Add to the list of obstacles the fact that New York State has yet to establish an effective regulatory regime for in-state liquefied natural gas (LNG) facilities. LNG, produced by cooling natural gas to -260°F, is easier to contain and to move than methane in its gaseous form, making both trucking and shipping much easier. LNG also can be used as a fuel for heavy trucking, providing a cleaner burning alternative to diesel. However, under the Liquefied Natural and Petroleum Gas Act (ECL §§ 23-1701 et seq.), enacted in response to a large LNG facility explosion in Staten Island in 1973, new LNG facilities cannot be constructed in the absence of DEC regulations. Up to now, new LNG regulations have not moved forward due to the stringent, if not unworkable, requirements of the statute. Indeed, New York State is the only state in the country that has not adopted standards for the construction of new LNG storage facilities of any kind within the state.

As discussed in our September 18, 2013 blog post, the New York State Department of Environmental Conservation took the first steps toward allowing the state to take advantage of the numerous environmental and economic benefits of LNG by proposing new rules for the regulation and siting of natural gas facilities last year. After receiving public comments, DEC submitted a revised proposal for the rule, addressing concerns over the safety and size of these facilities. See Revised 6 NYCRR 570 (Proposed).
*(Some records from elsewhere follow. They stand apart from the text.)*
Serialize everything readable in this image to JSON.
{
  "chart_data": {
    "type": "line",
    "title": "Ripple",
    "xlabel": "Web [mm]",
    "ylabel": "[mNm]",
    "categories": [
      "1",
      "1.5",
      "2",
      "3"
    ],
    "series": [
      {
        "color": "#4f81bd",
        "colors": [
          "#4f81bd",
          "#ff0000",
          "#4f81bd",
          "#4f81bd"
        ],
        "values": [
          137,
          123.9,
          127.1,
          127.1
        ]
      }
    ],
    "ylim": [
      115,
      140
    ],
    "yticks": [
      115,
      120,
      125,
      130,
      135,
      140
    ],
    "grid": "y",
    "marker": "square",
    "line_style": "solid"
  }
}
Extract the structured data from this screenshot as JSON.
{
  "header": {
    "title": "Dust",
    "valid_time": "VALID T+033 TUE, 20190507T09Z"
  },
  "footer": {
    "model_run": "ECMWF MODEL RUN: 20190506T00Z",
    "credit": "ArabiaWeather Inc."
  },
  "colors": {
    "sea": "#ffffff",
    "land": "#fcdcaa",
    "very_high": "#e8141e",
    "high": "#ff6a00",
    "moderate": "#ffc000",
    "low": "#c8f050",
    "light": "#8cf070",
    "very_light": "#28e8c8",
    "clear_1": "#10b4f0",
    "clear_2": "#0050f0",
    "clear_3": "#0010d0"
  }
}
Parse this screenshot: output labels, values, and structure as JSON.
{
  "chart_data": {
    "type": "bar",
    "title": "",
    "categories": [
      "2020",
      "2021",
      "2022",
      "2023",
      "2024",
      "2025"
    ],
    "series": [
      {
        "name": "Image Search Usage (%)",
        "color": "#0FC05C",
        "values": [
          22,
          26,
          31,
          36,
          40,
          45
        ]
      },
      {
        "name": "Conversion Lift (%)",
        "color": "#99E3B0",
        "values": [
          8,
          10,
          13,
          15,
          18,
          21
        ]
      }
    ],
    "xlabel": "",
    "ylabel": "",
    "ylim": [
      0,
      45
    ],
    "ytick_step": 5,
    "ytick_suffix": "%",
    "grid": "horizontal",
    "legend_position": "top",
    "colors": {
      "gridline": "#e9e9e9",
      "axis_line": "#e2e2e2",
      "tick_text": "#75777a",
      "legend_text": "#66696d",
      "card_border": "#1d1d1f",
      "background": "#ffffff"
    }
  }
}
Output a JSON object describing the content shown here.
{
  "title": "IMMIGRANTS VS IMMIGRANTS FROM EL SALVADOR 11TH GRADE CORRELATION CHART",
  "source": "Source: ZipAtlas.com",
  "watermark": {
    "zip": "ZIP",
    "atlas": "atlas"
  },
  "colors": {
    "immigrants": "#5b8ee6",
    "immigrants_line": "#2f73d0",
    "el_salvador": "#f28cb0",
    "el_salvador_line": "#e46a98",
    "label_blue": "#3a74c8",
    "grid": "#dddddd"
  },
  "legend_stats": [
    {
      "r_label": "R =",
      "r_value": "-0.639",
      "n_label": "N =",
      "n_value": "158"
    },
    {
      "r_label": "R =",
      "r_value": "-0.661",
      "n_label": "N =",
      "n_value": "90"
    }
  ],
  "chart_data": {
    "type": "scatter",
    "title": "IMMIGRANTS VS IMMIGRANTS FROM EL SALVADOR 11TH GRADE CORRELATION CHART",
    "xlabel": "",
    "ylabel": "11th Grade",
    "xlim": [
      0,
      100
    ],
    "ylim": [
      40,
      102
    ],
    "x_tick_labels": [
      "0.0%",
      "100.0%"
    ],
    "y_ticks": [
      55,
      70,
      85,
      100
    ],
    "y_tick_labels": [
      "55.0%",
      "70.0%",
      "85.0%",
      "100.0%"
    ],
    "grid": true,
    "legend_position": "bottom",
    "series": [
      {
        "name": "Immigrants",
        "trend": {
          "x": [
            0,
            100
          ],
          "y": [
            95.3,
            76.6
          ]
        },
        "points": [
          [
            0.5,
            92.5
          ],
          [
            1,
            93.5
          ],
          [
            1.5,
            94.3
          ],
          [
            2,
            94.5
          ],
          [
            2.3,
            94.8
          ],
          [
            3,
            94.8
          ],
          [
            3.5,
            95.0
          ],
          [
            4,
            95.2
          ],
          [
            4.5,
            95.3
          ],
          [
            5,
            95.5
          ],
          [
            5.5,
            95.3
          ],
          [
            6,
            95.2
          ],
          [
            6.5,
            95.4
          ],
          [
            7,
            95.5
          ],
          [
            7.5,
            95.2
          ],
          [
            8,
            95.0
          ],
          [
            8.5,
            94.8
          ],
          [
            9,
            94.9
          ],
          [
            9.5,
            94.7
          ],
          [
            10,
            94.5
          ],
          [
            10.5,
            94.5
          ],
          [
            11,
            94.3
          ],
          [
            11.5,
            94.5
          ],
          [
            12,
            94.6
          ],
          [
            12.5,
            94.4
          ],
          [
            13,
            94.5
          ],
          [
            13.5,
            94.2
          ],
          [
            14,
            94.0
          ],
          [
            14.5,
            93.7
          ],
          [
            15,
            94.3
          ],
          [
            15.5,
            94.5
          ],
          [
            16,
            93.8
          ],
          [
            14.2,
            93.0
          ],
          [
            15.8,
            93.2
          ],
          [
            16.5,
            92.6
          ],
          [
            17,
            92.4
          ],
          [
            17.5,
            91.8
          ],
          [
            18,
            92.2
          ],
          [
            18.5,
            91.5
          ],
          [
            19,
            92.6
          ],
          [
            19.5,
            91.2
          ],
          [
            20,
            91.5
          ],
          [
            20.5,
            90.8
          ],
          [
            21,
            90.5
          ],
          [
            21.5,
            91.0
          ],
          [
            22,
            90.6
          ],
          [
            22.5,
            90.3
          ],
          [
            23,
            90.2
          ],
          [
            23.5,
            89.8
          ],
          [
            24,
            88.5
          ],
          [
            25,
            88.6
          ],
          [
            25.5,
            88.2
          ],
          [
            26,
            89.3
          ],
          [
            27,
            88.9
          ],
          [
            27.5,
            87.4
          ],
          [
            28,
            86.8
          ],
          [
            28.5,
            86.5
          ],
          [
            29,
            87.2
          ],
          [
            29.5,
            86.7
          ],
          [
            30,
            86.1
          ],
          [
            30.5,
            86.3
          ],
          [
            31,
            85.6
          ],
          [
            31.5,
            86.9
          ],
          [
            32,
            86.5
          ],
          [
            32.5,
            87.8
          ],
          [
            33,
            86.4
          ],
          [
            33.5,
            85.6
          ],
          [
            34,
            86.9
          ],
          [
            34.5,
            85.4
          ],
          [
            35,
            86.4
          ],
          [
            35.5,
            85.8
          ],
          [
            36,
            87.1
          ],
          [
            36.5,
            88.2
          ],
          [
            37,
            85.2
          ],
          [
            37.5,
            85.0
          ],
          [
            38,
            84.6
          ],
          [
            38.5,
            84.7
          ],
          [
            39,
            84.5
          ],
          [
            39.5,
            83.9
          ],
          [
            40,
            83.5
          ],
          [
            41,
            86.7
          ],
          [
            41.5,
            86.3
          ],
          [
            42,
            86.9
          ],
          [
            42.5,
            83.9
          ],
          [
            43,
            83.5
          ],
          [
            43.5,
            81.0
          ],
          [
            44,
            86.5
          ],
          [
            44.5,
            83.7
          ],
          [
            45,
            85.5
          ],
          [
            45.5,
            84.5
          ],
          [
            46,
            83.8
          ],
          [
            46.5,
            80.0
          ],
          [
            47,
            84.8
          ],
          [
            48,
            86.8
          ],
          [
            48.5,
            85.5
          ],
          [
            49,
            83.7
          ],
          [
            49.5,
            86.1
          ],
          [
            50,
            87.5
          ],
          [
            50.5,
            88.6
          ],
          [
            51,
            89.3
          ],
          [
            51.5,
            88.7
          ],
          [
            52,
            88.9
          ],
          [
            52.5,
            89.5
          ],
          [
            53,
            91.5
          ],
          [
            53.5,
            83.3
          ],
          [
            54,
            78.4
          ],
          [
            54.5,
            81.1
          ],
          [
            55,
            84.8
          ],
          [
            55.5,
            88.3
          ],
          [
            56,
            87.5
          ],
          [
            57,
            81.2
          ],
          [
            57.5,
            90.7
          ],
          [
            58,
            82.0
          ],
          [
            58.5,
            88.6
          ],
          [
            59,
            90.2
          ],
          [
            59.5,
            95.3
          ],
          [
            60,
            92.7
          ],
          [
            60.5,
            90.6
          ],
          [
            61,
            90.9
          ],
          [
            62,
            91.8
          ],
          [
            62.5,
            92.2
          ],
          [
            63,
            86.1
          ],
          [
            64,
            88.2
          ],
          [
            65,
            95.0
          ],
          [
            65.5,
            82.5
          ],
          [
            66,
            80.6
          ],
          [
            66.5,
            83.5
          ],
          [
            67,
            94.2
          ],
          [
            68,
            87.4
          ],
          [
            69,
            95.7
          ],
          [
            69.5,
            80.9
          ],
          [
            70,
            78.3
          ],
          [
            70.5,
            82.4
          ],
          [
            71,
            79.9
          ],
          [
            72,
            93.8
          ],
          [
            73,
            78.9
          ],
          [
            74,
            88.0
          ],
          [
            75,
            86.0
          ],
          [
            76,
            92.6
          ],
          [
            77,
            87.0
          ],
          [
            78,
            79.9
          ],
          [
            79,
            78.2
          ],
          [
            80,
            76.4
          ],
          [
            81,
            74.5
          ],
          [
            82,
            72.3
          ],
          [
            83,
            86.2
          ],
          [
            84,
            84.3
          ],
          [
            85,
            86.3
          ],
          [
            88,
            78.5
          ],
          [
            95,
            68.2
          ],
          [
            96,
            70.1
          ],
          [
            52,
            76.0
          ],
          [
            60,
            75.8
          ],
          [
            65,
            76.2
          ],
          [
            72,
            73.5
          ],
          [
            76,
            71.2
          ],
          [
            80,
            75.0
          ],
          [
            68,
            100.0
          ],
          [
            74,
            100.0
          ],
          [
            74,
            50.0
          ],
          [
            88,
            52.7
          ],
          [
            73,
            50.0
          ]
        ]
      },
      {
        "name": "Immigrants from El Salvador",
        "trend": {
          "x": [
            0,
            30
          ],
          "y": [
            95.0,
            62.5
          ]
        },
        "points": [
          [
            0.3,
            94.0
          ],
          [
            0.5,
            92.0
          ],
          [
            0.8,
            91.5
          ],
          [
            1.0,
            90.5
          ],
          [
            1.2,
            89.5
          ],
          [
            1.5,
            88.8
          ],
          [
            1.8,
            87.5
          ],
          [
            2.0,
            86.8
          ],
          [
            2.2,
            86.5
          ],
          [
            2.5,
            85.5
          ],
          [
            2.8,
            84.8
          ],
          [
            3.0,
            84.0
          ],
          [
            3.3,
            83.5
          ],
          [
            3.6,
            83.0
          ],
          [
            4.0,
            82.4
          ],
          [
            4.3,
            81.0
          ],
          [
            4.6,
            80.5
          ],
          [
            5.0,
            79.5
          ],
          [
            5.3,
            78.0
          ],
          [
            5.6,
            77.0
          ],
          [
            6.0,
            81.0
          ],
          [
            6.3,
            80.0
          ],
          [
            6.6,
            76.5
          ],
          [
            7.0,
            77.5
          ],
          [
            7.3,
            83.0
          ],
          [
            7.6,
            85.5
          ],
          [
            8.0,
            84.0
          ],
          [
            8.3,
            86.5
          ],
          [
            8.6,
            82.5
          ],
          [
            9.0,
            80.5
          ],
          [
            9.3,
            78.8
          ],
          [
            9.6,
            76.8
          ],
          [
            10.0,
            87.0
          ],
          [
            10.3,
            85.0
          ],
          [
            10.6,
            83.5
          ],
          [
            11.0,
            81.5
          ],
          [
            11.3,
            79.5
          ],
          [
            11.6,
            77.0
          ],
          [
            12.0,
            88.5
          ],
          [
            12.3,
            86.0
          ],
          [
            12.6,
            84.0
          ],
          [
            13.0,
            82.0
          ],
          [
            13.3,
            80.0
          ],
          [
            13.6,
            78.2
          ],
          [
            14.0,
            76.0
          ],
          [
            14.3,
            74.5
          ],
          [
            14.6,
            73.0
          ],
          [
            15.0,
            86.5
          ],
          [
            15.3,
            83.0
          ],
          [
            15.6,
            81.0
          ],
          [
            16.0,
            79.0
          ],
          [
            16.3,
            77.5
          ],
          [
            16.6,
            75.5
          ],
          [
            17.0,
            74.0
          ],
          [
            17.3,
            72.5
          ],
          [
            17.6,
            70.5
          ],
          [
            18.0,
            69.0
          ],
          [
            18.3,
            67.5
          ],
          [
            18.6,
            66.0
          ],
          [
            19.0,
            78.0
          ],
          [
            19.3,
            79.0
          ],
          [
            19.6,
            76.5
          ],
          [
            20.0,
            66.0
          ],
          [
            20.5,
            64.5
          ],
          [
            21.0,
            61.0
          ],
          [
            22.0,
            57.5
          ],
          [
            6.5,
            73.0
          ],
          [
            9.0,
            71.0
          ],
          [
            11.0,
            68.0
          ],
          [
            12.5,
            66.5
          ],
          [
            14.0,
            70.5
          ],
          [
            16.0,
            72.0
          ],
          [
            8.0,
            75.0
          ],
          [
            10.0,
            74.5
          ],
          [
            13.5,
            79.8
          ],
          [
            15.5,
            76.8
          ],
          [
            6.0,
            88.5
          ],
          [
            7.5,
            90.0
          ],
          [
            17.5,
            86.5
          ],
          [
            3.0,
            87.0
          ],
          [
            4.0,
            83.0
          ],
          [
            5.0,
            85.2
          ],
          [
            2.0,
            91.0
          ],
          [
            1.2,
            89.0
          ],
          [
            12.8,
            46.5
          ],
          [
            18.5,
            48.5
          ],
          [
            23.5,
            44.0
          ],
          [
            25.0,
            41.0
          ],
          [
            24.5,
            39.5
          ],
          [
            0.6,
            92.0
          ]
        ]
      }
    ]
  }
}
These regulations would cover any storage vessel within the state, with exemptions provided for on-board fuel tanks used to power vehicles and facilities in operation before the passage of Liquefied Natural and Petroleum Gas Act in 1976.

Much of the original and proposed rule remains unchanged. Intrastate transportation of natural gas would still be prohibited unless the route has been authorized, applicants would still have to meet all necessary permitting requirements like demonstrating need and a description of possible environmental impacts, and the NFPA standards are still incorporated into the law by reference. The only substantive change to the proposed rule would be the addition of a 70,000 gallon upper limit on the size of a new facility. Under the originally proposed rules, there was no upper limit on the size of a proposed facility, granting DEC discretion in whether or not to approve a given design. The limit comports with a threshold provided by NFPA 59A, over which the necessary siting offsets change dramatically.

The limit is not surprising, as the principal focus of this regulatory effort was to permit installation of smaller LNG filling stations to service long haul trucking. The concern, whether reasonable or not, over much larger LNG facilities and the overall difficult political terrain for natural gas projects makes the permitting of larger LNG in the state much more unlikely. The revised regulations take these much larger storage facilities off the table and likely will make the proposed regulations less controversial. The revised proposed rule provides a clear limit on the future construction of LNG facilities in state that should not materially impact the development of natural gas filling stations in New York State. According to the 2011 NYSERDA Promulgation Support Study, the upper limit of 70,000 gallon will be consistent with the vast majority of anticipated projects within the first years of the regulatory scheme.

The Notice of Revised Rule was published today in the State Register. As this is a revision to an already proposed rule, no public hearings will be provided. However, DEC is accepting written public comments through December 12, 2014.